Mara menatap bingung pada sang mama yang semalam ini masih sibuk menatap laptop. Makan malam sudah lewat beberapa jam lalu, tapi Mama tetap duduk di meja makan dengan secangkir teh yang tinggal setengah. "Maa?" panggil Mara pelan, ia ikut duduk di kursi ruang makan.
"Loh? Kamu belum tidur?" Mama melepas kacamata bacanya. Beliau menghabiskan sisa teh panas yang mulai dingin. "Besok sekolah, kan? Tidur, gih. Nanti besok Mama buatin bekal, ya?"
Belum ada balasan dari Mara. Perempuan yang sudah memakai piyama itu masih tetap diam. Ada banyak pertanyaan yang mengganggu pikirannya sejak sang mama datang. Apalagi ini sudah hampir tiga hari berada di rumah. Padahal biasanya tak pernah rela lama-lama jauh dari sang suami.
"Kamu laper? Mau Mama buatin salad? Atau Sandwich?"
Lagi, Mara masih tetap diam. Ia bahkan tak mendengar perkataan sang mama. Tatapan remaja itu memang tertuju pada wanita berkaus merah muda di hadapannya, tetapi tidak dengan fokus Mara yang sudah pergi entah kemana.
Mama sendiri menatap putrinya dengan bingung. Berkali-kali ia memanggil sang anak, tetapi tetap tidak mendapat jawaban. "Mara? Hey! Ra? Mara?" Mama bahkan sampai bangkit dari posisinya untuk mendekati sang putri, beliau dengan hati-hati mengguncang pundak Mara. "Ra? Mara? Nakamoto Mara!"
Tubuh Mara terlonjak pelan saat mendengar suara mamanya. "Eh? Kenapa, Ma?"
"Kamu ngelamun?"
"Hm?"
"Mikirin apa? Besok masih ujian praktek ya?"
Mara sedikit linglung, perasaan tadi mamanya masih duduk di kursi depan, tapi kenapa sekarang sudah berdiri di sampingnya? "Aku boleh nanya sesuatu?" pintanya hati-hati, ia menoleh ke arah sang mama. "Mama nggak pergi lagi? Papa di sana gimana?"

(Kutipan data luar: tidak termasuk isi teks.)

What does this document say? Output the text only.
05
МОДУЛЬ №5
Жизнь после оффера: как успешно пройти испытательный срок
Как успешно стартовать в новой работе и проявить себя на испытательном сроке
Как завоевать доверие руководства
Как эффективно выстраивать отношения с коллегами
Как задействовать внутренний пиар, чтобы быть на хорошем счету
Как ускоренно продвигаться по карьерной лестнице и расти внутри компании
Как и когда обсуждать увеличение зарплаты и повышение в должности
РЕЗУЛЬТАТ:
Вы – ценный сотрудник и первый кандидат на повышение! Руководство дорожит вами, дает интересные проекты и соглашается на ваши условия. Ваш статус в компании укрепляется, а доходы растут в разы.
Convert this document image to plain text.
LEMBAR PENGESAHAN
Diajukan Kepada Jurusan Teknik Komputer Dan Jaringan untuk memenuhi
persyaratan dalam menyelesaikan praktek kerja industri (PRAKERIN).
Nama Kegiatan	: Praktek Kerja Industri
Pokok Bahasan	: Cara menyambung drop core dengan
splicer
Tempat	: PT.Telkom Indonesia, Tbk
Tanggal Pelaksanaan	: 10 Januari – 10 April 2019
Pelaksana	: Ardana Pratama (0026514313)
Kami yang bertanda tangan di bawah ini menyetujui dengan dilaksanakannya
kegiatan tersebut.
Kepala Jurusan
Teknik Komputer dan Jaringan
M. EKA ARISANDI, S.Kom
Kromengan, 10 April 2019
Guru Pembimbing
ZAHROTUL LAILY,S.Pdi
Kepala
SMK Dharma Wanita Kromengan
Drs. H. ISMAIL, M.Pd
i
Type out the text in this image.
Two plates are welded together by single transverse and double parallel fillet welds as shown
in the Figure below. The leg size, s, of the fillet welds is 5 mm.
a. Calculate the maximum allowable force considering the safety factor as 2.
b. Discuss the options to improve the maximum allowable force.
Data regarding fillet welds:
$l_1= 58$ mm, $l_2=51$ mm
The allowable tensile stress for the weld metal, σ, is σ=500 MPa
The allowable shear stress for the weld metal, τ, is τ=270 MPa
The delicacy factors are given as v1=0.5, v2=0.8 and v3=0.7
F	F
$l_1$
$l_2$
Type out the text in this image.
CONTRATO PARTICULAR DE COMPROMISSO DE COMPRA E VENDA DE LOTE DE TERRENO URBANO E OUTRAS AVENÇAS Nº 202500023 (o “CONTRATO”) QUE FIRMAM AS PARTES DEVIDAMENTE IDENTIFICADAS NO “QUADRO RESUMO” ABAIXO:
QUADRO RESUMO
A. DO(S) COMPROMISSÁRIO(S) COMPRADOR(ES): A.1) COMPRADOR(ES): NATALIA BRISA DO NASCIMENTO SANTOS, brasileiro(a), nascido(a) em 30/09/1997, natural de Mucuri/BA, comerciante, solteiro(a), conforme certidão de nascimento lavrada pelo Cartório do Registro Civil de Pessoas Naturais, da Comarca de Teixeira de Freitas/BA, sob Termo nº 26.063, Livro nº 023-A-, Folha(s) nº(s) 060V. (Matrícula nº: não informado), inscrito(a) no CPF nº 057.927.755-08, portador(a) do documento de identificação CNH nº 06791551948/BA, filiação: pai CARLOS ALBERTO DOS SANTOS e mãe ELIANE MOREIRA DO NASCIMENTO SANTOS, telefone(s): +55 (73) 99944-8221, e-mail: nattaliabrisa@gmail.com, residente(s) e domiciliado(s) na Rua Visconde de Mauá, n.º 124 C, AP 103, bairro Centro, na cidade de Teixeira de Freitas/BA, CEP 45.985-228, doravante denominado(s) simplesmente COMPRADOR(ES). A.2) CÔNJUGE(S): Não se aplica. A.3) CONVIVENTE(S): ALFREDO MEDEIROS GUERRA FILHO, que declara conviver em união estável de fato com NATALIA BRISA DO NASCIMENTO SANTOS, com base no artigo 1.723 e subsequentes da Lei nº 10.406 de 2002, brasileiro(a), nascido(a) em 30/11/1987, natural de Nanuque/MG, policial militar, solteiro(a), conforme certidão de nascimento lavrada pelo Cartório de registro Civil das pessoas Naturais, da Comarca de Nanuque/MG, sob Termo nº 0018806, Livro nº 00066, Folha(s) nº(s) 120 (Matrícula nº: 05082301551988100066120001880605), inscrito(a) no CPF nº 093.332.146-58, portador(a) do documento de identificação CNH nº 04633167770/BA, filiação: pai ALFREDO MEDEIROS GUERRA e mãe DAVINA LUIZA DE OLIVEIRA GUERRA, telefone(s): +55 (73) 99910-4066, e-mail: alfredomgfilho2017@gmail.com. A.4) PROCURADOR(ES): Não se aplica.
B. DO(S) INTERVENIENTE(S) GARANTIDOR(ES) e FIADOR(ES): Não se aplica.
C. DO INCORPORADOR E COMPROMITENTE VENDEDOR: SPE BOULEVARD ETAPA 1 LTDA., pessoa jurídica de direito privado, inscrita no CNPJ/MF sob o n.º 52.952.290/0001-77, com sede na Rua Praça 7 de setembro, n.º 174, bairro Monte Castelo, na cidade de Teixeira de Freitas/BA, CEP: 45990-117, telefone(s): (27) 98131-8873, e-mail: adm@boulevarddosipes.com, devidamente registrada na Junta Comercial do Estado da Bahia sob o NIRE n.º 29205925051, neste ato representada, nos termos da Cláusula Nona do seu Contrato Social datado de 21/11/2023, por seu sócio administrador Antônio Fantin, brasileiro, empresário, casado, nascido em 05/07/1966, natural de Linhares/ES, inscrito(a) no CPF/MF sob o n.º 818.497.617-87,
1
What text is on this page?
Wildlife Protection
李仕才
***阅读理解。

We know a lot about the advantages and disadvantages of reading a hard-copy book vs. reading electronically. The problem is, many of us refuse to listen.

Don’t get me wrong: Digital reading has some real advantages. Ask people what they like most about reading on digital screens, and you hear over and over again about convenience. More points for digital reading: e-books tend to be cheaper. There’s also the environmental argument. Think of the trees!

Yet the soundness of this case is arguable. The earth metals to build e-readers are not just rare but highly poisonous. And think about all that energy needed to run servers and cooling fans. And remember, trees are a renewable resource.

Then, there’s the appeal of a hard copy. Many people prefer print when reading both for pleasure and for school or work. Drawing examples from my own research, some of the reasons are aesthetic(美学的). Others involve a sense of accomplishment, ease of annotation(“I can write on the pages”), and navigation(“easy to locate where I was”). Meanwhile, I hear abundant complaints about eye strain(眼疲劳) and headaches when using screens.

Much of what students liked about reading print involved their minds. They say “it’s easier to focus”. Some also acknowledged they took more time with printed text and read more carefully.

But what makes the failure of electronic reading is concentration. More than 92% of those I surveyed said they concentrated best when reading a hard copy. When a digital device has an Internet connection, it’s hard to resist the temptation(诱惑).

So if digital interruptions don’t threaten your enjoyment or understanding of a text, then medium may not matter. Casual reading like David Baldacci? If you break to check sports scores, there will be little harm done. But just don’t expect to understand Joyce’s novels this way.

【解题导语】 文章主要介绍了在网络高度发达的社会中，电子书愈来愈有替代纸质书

Senyum simpul Mama terbit, cepat atau lambat ia sudah yakin kalau putrinya akan bertanya seperti itu. "Mama laper, kamu mau smoothies?" tawar Mama yang kini sudah menjauh dari ruang makan. Wanita yang tubuhnya tidak lebih tinggi dari sang putri itu langsung menuju kulkas, mencari buah-buahan beku untuk ia blender.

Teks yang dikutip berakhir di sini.